The bad news about this democritization of humor is that suddenly, everyone’s a comedian, and that’s when it started to go off the rails. That’s when a lot of the assholes showed up and without respecting any type of tradition, their sets filled with a set of preconceived expectations and a sense of entitlement of their opinions. That’s when the creeping sense of “me” started to take over and with it, I heard vile racism, sexism and homophobia being spewed as “a sense of humor” regularly. There were still funny men (and now, more women) coming to the mic stand, but the vast majority were just plain awful, unfunny and perhaps, sociopathic. I remember playing a coffee-house outside of Houston and one white comic was so over-the-top racist that I had to walk out. Standing in the parking lot chain-smoking Merits, I ran through my entire act in my head, squeegeeing out as many racial references in my set as possible. I bombed that night because I had knocked the rhythm out of the set (all you need to do sometimes is change one word) and I was faced with the daunting challenge of reconstructing what I thought was funny. It is not fun to suddenly realize that what you thought was funny is indeed not funny.
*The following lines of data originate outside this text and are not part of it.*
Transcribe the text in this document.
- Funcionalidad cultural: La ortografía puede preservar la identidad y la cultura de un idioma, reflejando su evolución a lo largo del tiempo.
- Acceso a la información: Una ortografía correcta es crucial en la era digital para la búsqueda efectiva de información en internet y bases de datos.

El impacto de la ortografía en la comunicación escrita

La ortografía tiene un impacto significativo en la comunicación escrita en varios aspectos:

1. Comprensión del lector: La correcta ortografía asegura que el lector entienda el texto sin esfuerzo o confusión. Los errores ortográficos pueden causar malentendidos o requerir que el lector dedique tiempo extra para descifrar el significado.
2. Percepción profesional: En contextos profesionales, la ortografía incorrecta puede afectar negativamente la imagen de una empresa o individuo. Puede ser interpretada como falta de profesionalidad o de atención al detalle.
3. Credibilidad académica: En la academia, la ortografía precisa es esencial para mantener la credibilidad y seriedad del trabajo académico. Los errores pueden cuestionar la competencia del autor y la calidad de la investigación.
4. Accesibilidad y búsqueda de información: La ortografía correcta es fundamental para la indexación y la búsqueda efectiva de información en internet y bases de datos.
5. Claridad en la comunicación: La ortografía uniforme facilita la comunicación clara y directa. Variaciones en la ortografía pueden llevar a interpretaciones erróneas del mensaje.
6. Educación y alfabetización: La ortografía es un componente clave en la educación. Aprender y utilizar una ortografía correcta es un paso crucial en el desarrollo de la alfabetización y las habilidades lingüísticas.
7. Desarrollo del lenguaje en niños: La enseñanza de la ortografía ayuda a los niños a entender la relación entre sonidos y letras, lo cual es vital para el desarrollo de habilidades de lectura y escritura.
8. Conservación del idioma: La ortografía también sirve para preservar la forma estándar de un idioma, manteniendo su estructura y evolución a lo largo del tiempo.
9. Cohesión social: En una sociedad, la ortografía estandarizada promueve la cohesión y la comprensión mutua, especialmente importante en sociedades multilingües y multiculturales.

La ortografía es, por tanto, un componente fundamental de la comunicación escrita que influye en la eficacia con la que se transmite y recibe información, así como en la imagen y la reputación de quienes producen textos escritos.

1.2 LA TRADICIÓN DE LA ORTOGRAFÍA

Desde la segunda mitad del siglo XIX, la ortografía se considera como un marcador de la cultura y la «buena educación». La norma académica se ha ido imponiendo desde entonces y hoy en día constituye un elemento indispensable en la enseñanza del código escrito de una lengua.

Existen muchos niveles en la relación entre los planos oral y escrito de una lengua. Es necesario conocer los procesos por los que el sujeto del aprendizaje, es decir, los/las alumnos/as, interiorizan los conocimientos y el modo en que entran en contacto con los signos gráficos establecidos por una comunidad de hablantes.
The second change that happened to comedy was HBO. As the first premium cable channel it needed content to fill a 24 hour hungry maw (much like Netflix and Amazon today) and hit on the magic formula of standup comedy as an inexpensive funnel-system-to-stardom with “Live at the Comic Strip” and other comedy specials. Comedians and TV have been walking hand-in-hand since the early days of the tube, but suddenly, you really didn’t have to pay any dues to get booked on TV. No multiple appearances on Carson’s “Tonight Show” or other late-night TV; no years of touring the shit-hole Ramada Inns, dive bars and vacuous suburban clubs honing your act. You could now “fit the profile” of what the bookers felt was in the zeitgeist and you could be off to a new career in no time. The change it brought to comedy was real: it became homogenized. You had breakouts like Roseanne, Seinfeld, Paul Reiser and a few others that bucked the trend, but the acts were now constructed to fit the national spectrum of humor and I knew a lot of guys who hired themselves out as “comedy coaches” to help newbies create the perfect set: 8 minutes of well-constructed, easy-to-consume material. It was a dark time.

Thank god people like Chris Rock, Dave Chappelle and Lisa Lampanelli brought back the edge, setting the stage for the immense variety of feminist, gay, transgender and POanyC comics that abound now. They’re not all funny, some of them are more agenda driven than others, but there’s a variety like never before.

So that’s why its fulfilling to see a guy like Dave Attell still out there in the trenches, who worked through the decades of change at the club level and while adapting, kept the old-school vibe. The best thing that this article says about him is that the jokes are so good, not needing verbal nuance, that they read as funny on paper as they do coming out of his mouth. That’s comedy.